Mickal Aranha
The planet may see scorching hot temperatures and dramatic increases in sea levels even if Paris Agreement carbon emission targets are met, according to a report published Monday.
World governments committed in 2015 to keeping temperature rises well below 2 C, which is believed to be a climate change tipping point. However, the latest study suggests that even if maintaining that limit was successful, the measures would be insufficient to prevent climate change disasters.
The Proceedings of the National Academy of Sciences (PNAS) study says human-induced global warming of 2 C may trigger what scientists call “Hothouse Earth” conditions.
The increase in temperature would stabilize a climate global average of 4 C to 5 C higher than pre-industrial temperatures and a sea level 10 to 60 metres higher than today.
Currently, global average temperatures are just about 1 C above pre-industrial temperatures and are rising at 0.17 C per decade, the report says.
Douglas Macdonald, senior lecturer at the University of Toronto’s School of the Environment, says this isn’t the first time scientists painted this kind of scenario.
“In some ways, it’s perhaps a little bleaker than ones that we have had talking about potential problems even if we manage to reduce greenhouse gas emissions, but scientists have been telling us that there’s a serious problem for at least 20 years now,” he said.
“Governments have started to take some steps but they aren’t taking anything like the steps that are required,” Macdonald said.
This report is significant at a time when record-setting temperatures have been experienced in Europe and forest fires are sweeping North America, he said.
“It may be that those kinds of physical events will act to bring about a change above and beyond what the science is saying but so far, it’s not clear that that’s what’s happening,” Macdonald said.
The study’s authors took into account 10 natural feedback processes with thresholds that when crossed lead to dramatic domino effects. One includes the weakening in the ability of land and oceans to absorb carbon.
In the “Hothouse Earth” scenario, carbon “sinks,” and is absorbed by the Earth’s forests and oceans, which soak up about 4.5 billion tonnes of carbon annually. But once saturated, oceans and forests would become sources of carbon, making global warming significantly worse.
The other feedback processes observed were permafrost thaw, loss of methane hydrates from the ocean floor creating more carbon, the increasing bacterial absorption of oxygen in the oceans, the deforestation of the Amazon rainforest, the reduction of northern hemisphere snow cover, the loss of Arctic summer sea ice, and the reduction of Antarctic sea ice and ice sheets.
Once tipping points in these systems have been reached, changes occur fundamentally, quickly and probably irreversibly, the report says.
One of the most dramatic potential results is that parts of the Earth would become uninhabitable. Effects of this magnitude would not be felt for another century or more but once these processes start it will be unstoppable.
The report concludes attempts to prevent these outcomes need to go beyond the reduction of greenhouse gas emissions and create effective carbon stores through agricultural and soil management, biodiversity conservation and implementation of technologies that remove carbon dioxide from the atmosphere and store it underground.

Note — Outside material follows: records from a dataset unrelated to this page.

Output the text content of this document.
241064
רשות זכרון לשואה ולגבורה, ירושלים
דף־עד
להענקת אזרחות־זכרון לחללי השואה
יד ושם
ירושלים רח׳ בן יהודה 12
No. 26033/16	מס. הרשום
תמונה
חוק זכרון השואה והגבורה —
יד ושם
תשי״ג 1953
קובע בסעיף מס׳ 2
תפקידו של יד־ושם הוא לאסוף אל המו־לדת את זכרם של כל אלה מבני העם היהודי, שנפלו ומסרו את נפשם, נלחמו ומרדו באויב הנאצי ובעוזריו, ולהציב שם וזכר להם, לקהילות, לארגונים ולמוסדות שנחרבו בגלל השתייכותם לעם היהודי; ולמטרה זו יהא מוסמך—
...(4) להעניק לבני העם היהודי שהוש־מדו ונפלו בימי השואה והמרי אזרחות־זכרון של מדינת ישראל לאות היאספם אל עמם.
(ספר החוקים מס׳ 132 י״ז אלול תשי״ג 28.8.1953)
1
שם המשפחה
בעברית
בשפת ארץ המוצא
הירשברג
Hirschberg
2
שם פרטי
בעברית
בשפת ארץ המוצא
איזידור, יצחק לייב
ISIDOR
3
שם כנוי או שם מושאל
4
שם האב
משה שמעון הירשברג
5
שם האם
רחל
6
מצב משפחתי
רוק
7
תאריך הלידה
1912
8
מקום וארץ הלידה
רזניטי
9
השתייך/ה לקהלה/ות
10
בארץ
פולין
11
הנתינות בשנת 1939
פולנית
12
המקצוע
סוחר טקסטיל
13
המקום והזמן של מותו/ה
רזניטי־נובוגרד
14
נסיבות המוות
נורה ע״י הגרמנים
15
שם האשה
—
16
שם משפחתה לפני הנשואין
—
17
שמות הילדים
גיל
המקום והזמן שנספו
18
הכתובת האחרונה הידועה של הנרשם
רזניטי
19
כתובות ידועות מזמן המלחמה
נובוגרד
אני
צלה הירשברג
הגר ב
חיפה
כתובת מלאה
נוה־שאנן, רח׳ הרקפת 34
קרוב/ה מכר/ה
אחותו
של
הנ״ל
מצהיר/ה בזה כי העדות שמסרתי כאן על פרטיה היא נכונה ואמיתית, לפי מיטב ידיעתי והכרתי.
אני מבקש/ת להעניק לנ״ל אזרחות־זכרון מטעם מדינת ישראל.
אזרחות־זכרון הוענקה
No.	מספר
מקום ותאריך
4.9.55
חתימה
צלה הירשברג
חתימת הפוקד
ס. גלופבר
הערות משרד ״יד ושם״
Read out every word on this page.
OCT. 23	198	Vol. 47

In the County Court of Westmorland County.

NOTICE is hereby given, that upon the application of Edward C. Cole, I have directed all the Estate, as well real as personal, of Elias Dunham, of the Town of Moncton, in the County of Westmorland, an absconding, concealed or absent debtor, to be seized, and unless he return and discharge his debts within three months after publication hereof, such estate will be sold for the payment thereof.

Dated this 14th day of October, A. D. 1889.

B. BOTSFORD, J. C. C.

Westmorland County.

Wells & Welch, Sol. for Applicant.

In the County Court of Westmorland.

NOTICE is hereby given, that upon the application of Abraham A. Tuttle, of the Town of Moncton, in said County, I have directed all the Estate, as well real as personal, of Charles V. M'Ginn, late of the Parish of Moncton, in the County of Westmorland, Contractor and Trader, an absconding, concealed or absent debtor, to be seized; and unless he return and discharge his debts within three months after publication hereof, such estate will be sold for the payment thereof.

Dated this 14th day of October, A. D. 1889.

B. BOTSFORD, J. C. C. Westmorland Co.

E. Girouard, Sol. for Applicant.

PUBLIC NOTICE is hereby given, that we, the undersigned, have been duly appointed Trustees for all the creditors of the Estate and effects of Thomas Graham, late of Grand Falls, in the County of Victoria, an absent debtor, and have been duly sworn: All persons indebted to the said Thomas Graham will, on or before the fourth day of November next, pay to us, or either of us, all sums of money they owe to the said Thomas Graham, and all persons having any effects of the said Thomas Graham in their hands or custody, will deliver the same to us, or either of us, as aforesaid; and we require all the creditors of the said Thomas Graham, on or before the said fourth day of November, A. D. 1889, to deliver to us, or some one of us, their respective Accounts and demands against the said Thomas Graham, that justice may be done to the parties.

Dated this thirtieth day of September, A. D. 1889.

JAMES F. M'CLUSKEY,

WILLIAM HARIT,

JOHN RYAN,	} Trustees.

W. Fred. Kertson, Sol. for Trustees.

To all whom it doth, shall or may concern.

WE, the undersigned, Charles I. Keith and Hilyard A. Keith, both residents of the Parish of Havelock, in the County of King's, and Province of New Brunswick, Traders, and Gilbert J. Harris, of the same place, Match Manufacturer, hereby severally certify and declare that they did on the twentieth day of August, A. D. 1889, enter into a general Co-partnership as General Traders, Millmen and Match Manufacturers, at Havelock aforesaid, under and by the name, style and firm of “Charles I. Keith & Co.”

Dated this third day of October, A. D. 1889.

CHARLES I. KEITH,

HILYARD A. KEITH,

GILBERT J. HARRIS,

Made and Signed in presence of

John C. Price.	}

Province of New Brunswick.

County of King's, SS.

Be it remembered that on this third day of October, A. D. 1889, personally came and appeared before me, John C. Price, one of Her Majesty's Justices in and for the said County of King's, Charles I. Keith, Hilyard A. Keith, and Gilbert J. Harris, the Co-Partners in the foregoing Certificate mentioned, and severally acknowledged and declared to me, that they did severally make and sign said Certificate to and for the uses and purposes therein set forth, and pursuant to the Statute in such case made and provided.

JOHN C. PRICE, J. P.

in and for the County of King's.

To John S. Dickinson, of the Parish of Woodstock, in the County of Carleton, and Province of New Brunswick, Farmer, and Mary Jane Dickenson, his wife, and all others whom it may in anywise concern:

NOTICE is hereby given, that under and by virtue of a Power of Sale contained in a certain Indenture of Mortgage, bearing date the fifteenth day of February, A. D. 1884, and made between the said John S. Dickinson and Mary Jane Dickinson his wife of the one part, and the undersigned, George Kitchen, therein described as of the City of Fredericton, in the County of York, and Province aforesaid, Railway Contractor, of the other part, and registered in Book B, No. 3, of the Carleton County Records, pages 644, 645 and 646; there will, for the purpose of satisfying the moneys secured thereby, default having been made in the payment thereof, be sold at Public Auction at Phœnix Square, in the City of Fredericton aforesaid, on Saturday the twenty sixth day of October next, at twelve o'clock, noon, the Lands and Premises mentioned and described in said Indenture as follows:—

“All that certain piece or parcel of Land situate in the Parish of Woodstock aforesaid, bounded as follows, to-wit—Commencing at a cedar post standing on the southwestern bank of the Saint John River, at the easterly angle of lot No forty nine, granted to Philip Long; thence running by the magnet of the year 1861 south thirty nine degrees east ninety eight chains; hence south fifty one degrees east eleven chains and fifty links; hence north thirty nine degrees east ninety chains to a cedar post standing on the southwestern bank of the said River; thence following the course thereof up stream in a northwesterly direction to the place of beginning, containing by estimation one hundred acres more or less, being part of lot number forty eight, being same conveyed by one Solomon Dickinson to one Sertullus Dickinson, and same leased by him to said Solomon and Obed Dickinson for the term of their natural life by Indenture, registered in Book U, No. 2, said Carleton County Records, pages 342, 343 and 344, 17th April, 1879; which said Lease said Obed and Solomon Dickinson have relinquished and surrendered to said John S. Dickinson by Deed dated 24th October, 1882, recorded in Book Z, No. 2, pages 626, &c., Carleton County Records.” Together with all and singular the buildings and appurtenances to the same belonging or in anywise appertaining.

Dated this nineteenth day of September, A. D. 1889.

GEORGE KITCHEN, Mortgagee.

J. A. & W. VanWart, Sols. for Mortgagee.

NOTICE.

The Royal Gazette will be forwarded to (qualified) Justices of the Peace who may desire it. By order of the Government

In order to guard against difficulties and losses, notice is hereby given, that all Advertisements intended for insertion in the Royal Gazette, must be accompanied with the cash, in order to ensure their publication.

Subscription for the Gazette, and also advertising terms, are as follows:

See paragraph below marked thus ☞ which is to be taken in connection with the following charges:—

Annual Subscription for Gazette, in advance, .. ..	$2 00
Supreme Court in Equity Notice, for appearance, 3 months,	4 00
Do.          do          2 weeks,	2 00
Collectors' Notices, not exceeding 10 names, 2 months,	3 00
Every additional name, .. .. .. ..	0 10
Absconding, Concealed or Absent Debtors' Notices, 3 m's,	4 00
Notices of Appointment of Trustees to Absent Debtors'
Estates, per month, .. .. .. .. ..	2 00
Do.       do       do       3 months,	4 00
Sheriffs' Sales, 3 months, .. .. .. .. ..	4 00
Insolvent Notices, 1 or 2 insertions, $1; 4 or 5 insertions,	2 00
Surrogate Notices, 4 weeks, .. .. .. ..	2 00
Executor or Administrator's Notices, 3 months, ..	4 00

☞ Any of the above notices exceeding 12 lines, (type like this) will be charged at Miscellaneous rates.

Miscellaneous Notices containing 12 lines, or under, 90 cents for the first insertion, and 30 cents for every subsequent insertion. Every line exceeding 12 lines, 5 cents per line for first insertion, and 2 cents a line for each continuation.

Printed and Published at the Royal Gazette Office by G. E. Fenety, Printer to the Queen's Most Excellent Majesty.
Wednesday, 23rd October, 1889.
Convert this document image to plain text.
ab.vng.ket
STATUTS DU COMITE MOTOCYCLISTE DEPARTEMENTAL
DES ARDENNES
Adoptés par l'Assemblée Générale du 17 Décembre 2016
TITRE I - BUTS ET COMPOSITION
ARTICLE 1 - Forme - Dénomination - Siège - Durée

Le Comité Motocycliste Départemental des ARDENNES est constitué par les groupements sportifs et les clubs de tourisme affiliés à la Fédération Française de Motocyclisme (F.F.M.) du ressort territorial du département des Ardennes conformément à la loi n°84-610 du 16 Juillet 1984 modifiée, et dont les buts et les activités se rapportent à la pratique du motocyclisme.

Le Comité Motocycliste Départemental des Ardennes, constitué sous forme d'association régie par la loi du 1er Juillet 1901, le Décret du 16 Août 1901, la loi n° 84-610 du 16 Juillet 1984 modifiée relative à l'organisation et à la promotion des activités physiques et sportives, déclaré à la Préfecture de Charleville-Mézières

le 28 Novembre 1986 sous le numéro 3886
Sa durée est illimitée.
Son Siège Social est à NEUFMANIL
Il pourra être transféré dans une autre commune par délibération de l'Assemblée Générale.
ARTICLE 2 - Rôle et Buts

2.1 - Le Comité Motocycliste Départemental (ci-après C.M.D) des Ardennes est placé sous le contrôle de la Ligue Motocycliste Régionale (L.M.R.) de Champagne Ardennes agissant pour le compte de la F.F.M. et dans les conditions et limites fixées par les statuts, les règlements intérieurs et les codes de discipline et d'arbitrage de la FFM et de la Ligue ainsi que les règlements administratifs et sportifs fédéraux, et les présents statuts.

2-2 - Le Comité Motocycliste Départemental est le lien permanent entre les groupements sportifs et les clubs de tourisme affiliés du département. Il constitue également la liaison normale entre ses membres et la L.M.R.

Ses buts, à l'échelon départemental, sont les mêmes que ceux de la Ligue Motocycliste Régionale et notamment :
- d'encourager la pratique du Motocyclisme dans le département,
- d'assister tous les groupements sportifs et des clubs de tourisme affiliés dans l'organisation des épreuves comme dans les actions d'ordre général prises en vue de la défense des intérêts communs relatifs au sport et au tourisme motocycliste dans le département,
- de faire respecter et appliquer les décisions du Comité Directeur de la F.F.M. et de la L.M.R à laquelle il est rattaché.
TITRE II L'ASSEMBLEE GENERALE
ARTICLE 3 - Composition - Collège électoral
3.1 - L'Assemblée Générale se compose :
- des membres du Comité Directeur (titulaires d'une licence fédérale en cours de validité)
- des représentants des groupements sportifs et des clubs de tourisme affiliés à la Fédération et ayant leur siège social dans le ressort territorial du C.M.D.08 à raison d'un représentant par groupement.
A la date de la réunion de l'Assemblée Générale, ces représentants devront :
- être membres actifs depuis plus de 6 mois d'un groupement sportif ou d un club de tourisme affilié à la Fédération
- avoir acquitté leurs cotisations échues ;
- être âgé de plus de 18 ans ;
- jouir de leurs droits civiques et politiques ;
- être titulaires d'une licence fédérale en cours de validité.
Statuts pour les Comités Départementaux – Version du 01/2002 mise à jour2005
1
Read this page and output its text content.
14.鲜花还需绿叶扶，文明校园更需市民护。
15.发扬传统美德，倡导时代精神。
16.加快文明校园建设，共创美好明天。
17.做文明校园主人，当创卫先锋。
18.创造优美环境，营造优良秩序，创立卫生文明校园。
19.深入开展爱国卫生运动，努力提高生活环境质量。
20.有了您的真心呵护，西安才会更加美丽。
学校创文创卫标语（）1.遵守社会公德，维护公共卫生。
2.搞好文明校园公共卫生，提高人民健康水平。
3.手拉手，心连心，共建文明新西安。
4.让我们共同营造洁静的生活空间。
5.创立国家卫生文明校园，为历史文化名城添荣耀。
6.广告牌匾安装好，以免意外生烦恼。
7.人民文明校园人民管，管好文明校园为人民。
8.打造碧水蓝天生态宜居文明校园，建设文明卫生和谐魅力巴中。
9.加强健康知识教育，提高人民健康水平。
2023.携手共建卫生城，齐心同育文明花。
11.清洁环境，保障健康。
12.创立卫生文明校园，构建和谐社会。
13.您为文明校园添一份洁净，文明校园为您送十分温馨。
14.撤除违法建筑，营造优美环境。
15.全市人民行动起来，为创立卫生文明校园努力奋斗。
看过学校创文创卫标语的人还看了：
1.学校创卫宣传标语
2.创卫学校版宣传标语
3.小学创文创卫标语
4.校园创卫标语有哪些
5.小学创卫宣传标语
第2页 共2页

A fundamental shift in attitudes and relationship with the earth is also critical, the report states.
Phillipe Crabbé, University of Ottawa Professor Emeritus of environmental economics, said such a solution is possible but requires human intervention.
“Human stewardship at the global scale has a poor record, fisheries are an example, and requires a culture and values change at the individual and collective level,” he said. “This is difficult to achieve, especially over a couple of decades.”